White oak is one of those classic wood species for some damned good reasons- it stains and finishes well, it’s a sustainable species, and it’s extremely durable. And if you can get quarter sawn white oak, the ray flecks add a ton of visual interest to a furniture piece. Craftspeople and woodworkers have known this for decades; you can trace a clear line from the Craftsman designs of Gustav Stickley or the Mission style of Charles Limbert, to the Arts & Crafts movement that originated in England in the late nineteenth century- white oak has been the wood of choice for over a hundred and fifty years. It’s sometimes relegated to the background in favor of other, flashier hardwoods- walnut comes to mind, as well as more unique species, such as spalted maple or beetle-kill pine- but white oak never really goes out of style.

White oak has been a popular choice as flooring material (for obvious reasons) for years, and while it almost seems a shame to walk on such a beautiful hardwood, that’s one of the other great things about white oak- its’ versatility. Flatsawn, it makes for great floor planks. Quarter sawn white oak? Furniture and panels will show off that figure. Got a steam box? It’s great for steam-bending. Making a boat? White oak is highly water resistant due to its’ closed cellular structure. And let’s not forget white oak’s contribution to both the wine and whiskey barrel- oak’s tannins impart a distinct flavor to whiskey in particular.

White oak deck chairsQuarter sawn white oak is a popular choice for anything built that will live outside- not only does it resist water, but bugs as well.
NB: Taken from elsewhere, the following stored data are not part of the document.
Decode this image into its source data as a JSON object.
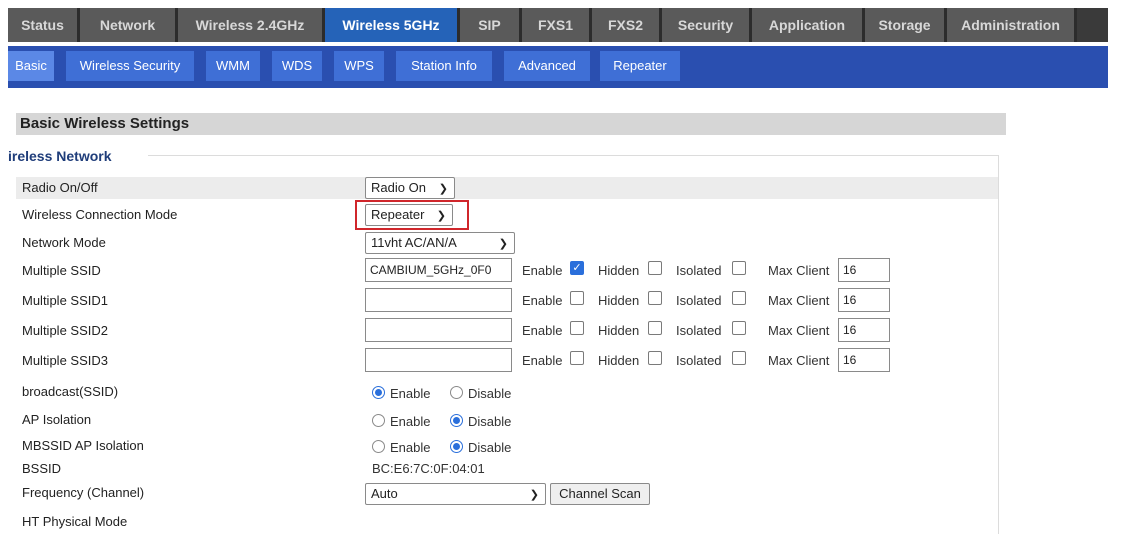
{
  "top_tabs": [
    "Status",
    "Network",
    "Wireless 2.4GHz",
    "Wireless 5GHz",
    "SIP",
    "FXS1",
    "FXS2",
    "Security",
    "Application",
    "Storage",
    "Administration"
  ],
  "active_top_tab": "Wireless 5GHz",
  "sub_tabs": [
    "Basic",
    "Wireless Security",
    "WMM",
    "WDS",
    "WPS",
    "Station Info",
    "Advanced",
    "Repeater"
  ],
  "active_sub_tab": "Basic",
  "section_title": "Basic Wireless Settings",
  "fieldset_legend": "ireless Network",
  "rows": {
    "radio_onoff": {
      "label": "Radio On/Off",
      "value": "Radio On"
    },
    "connection_mode": {
      "label": "Wireless Connection Mode",
      "value": "Repeater"
    },
    "network_mode": {
      "label": "Network Mode",
      "value": "11vht AC/AN/A"
    },
    "ssid": [
      {
        "label": "Multiple SSID",
        "value": "CAMBIUM_5GHz_0F0",
        "enable": true,
        "hidden": false,
        "isolated": false,
        "max_client": "16"
      },
      {
        "label": "Multiple SSID1",
        "value": "",
        "enable": false,
        "hidden": false,
        "isolated": false,
        "max_client": "16"
      },
      {
        "label": "Multiple SSID2",
        "value": "",
        "enable": false,
        "hidden": false,
        "isolated": false,
        "max_client": "16"
      },
      {
        "label": "Multiple SSID3",
        "value": "",
        "enable": false,
        "hidden": false,
        "isolated": false,
        "max_client": "16"
      }
    ],
    "ssid_labels": {
      "enable": "Enable",
      "hidden": "Hidden",
      "isolated": "Isolated",
      "max_client": "Max Client"
    },
    "broadcast": {
      "label": "broadcast(SSID)",
      "selected": "Enable"
    },
    "ap_isolation": {
      "label": "AP Isolation",
      "selected": "Disable"
    },
    "mbssid_isolation": {
      "label": "MBSSID AP Isolation",
      "selected": "Disable"
    },
    "radio_options": {
      "enable": "Enable",
      "disable": "Disable"
    },
    "bssid": {
      "label": "BSSID",
      "value": "BC:E6:7C:0F:04:01"
    },
    "frequency": {
      "label": "Frequency (Channel)",
      "value": "Auto",
      "scan_button": "Channel Scan"
    },
    "ht_mode": {
      "label": "HT Physical Mode"
    }
  },
  "colors": {
    "active_tab": "#2563b8",
    "subnav": "#2a4fb0",
    "highlight": "#d0262b",
    "accent": "#2a6fdb"
  },
  "icons": {
    "dropdown": "chevron-down-icon",
    "check": "checkmark-icon"
  }
}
To the left are some Adirondack chairs that I made for a friend out of white oak- he wanted something that would withstand the rain we get in Oregon, and something that would look good without a finish. Another friend of mine is patiently (very patiently) waiting on me to finish a simple patio table in quarter sawn white oak.

Of course, I always recommend applying some sort of protective finish to a project, indoor or out- and oak is one of those hardwoods that take a varnish, stain or dye easily. You can even “fume” it with ammonia; the result is a smoky, dark cast to the wood that still reveals the grain.

Here are some numbers to bring some perspective to the recent white oak explosion. In 2018, white oak slab (36” and wider) sales were up nearly 400% from 2017. White oak lumber sales were up almost 40%, and would have gone higher- unfortunately, we simply ran out of kiln dried material to sell. The biggest jump in lumber came in the form of quarter and rift sawn, as well as live edge pieces. It hasn’t been long, but it looks like 2019 will be another strong year for white oak.

White oak has a timelessness to it that we associate with stability, simplicity, and strength. It’s versatile, it looks good, and it’s a sustainable resource- oak trees are all over North America and Europe. Working in the timber industry, I see trends come and go- but white oak isn’t a trend, so much as a standard.